Wednesday 7 February 2018

The Blasphemous Tome of Forbidden Elder Lore of the Random and Arbitrary Time Period Club (6)


[The following is a work of fiction, produced in connection with a background for the Call of Cthulhu role-playing game.]

The Book of the Secrets of the Houses of Hermes.

This collection of short prose-poems in English, with no author credit in any extant copy, circulated in manuscript and typescript in the early 1920s before being privately printed in an edition of 250 copies in London in 1925 (16mo., viii + 88).  In 1994 a London-based publisher called Focus Books (originally specialising in early 20th century literature and poetry, but from 1988 to 1997 they branched out into occultist subjects, initially in connection with studies of Yeats) issued a facsimile reprint and at the same time had the text printed as an appendix to the second edition of Beneath the Trees of Eternity by Osric Arras.

In itself, this work contains no Mythos knowledge and no spells, and has no SAN cost.  For years it was dismissed by academics and occultists alike (those who were even aware of its existence) as a piece of incoherent and uninspired drivel loosely based on the symbolism of the Tarot Trumps and attempting to imitate T.S. Elliot's The Waste Land.  The author appears to have been under the influence both of published occultist literature (the title is a loose paraphrase / English translation of part of the title of a shorter work by Aleister Crowley published in the Equinox) and the teachings of groups like the Hermetic Order of the Golden Dawn (specifically, the work follows the order and attributions of the Trumps taught in the G.D.).  In the 1950s, though, members of a magical fraternity known as the Stellar Temple discovered that what had previously been thought to be typographical ornaments at the foot of each chapter in the print edition (missing or inaccurately copied in many of the MSS. and TSS.) were sigils, and that using a spell known as Symbolic Gate they could be combined with the versicle which heads each chapter and a name encoded into the main text in order to access one of a set of interconnected astral realms known as the Tunnels.

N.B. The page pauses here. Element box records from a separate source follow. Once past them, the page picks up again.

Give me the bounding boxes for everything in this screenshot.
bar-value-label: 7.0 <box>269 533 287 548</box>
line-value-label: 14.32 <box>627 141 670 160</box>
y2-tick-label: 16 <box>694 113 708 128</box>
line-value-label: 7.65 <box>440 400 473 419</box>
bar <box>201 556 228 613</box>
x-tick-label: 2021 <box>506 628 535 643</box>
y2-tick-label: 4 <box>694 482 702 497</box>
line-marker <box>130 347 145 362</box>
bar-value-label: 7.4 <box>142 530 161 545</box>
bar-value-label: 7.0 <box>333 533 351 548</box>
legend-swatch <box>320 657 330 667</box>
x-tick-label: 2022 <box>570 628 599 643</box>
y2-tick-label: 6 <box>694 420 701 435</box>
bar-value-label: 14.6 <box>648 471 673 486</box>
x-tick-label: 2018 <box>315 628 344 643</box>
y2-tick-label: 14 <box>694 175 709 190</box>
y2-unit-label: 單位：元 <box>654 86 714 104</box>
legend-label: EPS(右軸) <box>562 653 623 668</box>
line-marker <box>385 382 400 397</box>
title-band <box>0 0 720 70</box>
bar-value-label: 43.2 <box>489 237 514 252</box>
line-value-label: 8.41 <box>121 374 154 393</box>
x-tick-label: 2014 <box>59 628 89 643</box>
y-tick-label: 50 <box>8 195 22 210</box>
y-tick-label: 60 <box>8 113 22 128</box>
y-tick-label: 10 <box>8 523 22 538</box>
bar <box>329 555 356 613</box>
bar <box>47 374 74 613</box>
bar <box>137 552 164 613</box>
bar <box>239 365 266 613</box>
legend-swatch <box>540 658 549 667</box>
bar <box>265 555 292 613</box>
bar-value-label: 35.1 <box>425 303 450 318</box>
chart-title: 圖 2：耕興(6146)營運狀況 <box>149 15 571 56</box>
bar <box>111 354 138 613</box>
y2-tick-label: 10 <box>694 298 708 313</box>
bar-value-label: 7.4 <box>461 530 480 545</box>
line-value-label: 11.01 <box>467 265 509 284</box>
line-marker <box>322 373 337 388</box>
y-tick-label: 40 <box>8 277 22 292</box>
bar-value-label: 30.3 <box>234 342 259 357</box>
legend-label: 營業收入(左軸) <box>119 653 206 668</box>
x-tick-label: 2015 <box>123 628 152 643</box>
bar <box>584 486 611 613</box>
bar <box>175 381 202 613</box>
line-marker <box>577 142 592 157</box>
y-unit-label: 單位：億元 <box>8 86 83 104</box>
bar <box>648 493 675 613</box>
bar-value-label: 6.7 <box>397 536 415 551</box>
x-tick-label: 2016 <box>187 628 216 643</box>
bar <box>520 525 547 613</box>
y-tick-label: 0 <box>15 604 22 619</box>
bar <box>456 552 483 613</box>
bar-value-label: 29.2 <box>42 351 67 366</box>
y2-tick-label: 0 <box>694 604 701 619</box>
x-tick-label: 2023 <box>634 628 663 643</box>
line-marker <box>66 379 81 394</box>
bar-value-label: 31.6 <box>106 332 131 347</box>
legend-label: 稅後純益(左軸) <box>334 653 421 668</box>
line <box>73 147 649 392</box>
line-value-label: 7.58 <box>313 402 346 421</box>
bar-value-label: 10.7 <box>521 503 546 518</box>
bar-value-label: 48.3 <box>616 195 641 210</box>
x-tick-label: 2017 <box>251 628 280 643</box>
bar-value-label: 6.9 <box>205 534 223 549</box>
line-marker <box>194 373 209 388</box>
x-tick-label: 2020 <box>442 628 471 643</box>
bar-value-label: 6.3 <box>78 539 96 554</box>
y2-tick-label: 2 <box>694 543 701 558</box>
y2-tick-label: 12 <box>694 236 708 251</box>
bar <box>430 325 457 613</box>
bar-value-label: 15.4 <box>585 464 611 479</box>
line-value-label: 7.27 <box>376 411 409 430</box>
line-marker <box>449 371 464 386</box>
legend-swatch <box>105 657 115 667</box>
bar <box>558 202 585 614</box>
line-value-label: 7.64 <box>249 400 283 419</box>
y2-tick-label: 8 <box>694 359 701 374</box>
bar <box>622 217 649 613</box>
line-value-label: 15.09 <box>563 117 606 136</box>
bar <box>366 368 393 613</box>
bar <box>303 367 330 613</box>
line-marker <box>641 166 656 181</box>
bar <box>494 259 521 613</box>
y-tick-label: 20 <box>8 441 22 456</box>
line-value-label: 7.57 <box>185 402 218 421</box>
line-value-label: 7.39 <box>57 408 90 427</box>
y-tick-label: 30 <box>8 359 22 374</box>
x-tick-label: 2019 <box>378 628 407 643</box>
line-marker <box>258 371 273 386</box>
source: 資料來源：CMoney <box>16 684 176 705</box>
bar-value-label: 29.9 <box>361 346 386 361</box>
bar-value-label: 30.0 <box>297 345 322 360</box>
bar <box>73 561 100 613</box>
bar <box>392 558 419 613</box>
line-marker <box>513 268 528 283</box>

The Tunnels can also be reached through the Dreamlands, but the route is risky.  Merely to reach the access point (sometimes called "The Gate of the Secret of the Universe") requires first travelling through territory disputed between Nyarlathotep and Nodens and roamed by nightgaunts, shantaks and Hunting Horrors, and then approaching perilously close to the court of Azathoth.  A few permanent portals are believed to exist in the subterranean realms of Yoth and N'kai (some did exist in K'n-Yan, but these have been sealed with the Elder Sign and the passages leading to them collapsed for at least 100').

The 22 rulers of the Tunnels are believed to be Outer Gods who developed independent personalities and rebelled against Nyarlathotep æons ago and established a realm in the ruins of a previous universe (the "broken spheres" mentioned in the Epistle of Simon the Magician).  It is rumoured that before the first ages of Humanity, when Ubbo-Sathla retreated to the subterranean realms, the tablets of the pre-mundane gods were carried off to the Tunnels and each ruler currently holds one; thus brave or reckless magicians and seekers of elder lore (particularly members of the Stellar Temple) occasionally risk the journey into the Tunnels in search of the knowledge of the primal æons.  Not all return; there are occasional reports of human figures trapped in strange and "sticky" geometrical shapes in the Tunnels.

The fourth book of the Ophidian Ennead, Beneath the Trees of Eternity, contains a more detailed description of the Tunnels based on a programme of exploration undertaken by members of Arras' lodge from around 1958-65 (which saw three members driven insane, one trapped in the Tunnels and one eaten by gribbly things with tentacles).  In addition to the names, sigils and versicles it assigns a colour (although without access to whatever paint catalogue Arras was using, several of these are unclear) and musical key to each.  The title of this book alludes to certain supposed parallels between the network of the Tunnels and the scheme known as the "Tree of Life" used by Kabbalists and modern Hermetic magicians.

The header image "Descent into Tunnel 13" was drawn by a sometime Stellar Temple member known as David Calmar although it is unclear (owing to his utter slackness about keeping a Magical Diary) whether its production actually involved an evocation of the Tunnel in question or it was simply a work of imagination fueled by a combination of sleep deprivation, Pro-Plus and reading Arras' books.  In any case, Calmar was expelled from the Stellar Temple when it turned out he had collected about 200 pages worth of the order's not-for-publication instruction papers, about half of which were nominally beyond the degree he then held, re-typeset them, added a large number of hostile comments and sarcastic footnotes and recirculated them among S.T. members.